Game of Thrones:
I stopped watching after... season 4, I think. The show had only been holding on by a thread with me. It's well done... but it's not a story.
When I say it's not a story, I mean it doesn't have anything resembling an arc or theme. Oh, some fans say it does, but they're projecting. It's not actually going anywhere, it's just a perpetually meandering soup of stuff happening, like a soap opera. Characters die, power changes hands, and then it all happens again in a different arrangement, and then again.

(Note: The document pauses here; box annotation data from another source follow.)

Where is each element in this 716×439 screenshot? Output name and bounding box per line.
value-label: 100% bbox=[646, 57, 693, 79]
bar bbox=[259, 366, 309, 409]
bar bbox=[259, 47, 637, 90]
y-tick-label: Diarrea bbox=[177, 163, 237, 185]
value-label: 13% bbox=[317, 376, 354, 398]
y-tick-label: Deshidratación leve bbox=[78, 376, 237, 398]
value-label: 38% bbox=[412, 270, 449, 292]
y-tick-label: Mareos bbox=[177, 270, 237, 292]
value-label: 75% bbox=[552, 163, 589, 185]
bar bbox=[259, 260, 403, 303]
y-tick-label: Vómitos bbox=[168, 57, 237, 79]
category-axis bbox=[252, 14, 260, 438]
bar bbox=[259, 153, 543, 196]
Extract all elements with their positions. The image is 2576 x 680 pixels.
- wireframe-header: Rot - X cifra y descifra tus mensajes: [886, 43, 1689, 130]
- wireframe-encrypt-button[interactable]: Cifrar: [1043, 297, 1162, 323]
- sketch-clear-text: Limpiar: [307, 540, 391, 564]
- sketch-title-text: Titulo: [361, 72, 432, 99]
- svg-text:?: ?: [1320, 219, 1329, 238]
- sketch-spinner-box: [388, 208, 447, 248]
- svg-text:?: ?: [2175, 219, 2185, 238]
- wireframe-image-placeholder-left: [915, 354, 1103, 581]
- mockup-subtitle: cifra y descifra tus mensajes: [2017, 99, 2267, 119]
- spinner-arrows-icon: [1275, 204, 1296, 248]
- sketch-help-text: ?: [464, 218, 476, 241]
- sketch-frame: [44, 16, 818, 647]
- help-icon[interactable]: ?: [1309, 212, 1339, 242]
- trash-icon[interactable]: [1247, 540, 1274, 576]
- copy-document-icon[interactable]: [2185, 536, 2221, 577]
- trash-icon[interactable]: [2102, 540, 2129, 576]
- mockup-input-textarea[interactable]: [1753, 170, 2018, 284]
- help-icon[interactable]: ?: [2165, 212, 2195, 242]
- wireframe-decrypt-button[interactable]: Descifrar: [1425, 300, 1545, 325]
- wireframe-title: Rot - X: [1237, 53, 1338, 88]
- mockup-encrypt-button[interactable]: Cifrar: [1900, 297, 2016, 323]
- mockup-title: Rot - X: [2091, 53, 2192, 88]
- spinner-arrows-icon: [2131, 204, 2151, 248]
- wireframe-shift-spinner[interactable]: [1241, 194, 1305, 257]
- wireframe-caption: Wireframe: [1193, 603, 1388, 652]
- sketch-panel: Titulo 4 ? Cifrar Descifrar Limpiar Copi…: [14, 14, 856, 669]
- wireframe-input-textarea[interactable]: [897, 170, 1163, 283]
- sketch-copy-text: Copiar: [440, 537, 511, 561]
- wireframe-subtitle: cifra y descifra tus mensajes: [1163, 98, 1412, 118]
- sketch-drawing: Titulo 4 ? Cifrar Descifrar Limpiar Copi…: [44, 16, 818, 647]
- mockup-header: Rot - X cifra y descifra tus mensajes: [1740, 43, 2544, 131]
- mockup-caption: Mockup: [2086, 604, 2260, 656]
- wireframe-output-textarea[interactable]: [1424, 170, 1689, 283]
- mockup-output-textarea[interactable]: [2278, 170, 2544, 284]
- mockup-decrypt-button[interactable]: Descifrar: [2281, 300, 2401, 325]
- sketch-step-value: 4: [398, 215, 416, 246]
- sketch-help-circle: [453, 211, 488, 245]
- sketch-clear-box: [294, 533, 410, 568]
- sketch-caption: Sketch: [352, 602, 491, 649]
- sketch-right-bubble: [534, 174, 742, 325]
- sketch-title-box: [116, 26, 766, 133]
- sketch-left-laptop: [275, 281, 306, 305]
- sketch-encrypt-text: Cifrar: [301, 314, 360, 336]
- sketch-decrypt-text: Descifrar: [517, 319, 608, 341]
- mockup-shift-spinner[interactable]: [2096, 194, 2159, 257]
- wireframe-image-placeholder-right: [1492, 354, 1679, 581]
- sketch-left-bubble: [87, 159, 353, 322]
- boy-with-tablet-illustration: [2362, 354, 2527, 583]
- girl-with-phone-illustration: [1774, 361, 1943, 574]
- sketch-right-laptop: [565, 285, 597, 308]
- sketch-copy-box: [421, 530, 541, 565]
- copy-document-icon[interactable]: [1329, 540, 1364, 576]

And nothing is going to change. It's painfully obvious that however it "ends", whoever gets the throne is gonna spend the likely short rest of their life fending off the next batch of psychopathic social climbers. Same with whoever gets the throne after them. It's in the culture of the world, no war or ruler is going to make a difference. It'll end slowly over centuries of incremental shifts, or it'll end in the medieval post-apocalypse of a second Long Winter (which will reset the cultural clock to "life is hell, people are worse" rather than improve anything). This world is a crapsack hamster wheel and none of these power plays matter.
It's just an asshole contest between sociopaths, and anyone who's not an asshole sociopath exists merely as a stage prop for the sociopaths to demonstrate their assholery on. Most of the cast I either give no fucks about or actively want dead, and the few I do kinda maybe like I have zero illusions about having any form of non-doomed future, so I feel like getting engaged is actually disincentivized.
I watched it because it was well done, out of a kind of academic appreciation, but I didn't really have fun, and in fact found the whole thing rather a mood killer. The last straw was how basically a whole season went by made of mostly filler with almost nothing actually happening, because the producers apparently decided to split one book into two seasons. To buy time waiting for the next book to come out, maybe? Couldn't have been to do the book justice, cause like I say: mostly filler.
Battlestar Galactica (reboot):
Similar to GoT, but worse, because while GoT is going nowhere, it's at least pretty honest and internally consistent in that. BSG lied. BSG's writers told their audience that they, like the Cylons, had a plan. Halfway through the series it started to become clear this wan't actually the case and never had been, for either the writers or the Cylons.
Plus the high asshole quotient of the cast wasn't as well justified. In GoT it's believable because the culture of that world raises people to be assholes, but in BSG you have a ragtag fleet that's a random cross section of more or less a modern first-world culture. I live in a modern first world culture. There's a lot of assholes, sure, but it isn't 98% asshole. More like 40%, depending on circumstances. There's at least enough non-assholes to keep it slowly lurching forward into a better world, instead of collapsing into... well, Westros.
I stopped watching halfway through season 2. Like with GoT it was hanging by a thread and I was really only watching it out of academic interest at that point. The writing was already starting to annoy me with how transparently the characters would spend a couple eps slowly leveling out into tolerable human beings while the writers were off distracted with character assassinating someone else, only to have the writers suddenly notice that "hey! X hasn't been meeting their 'conflicted' quota! Quick: make 'em do something shitty!". It was like all the characters were on leashes, always being yanked back to the arbitrary minimum mandated level of dysfunction, then wandering back out in the direction of growth only to be yanked back again. And again, and again, and again, in a steady, predictable rhythm.
Again: GoT has shittyness built into the culture of Westros, so the characters being shits is organically self maintaining. With BSG the writers' hand could be seen just reaching in and arbitrarily making people do stupid crap whenever a character was in danger of becoming no longer sufficiently dysfunctional.
The last straw was when Pegasus the technicolor war crime wagon showed up and everyone limply wrung their hands a little and then decided they were totes cool with all the assorted shithorror of it's crew once Cain was under a bus. At that point I threw up my hands and was like: "Y'all deserve each other, and I don't care if you live or die anymore".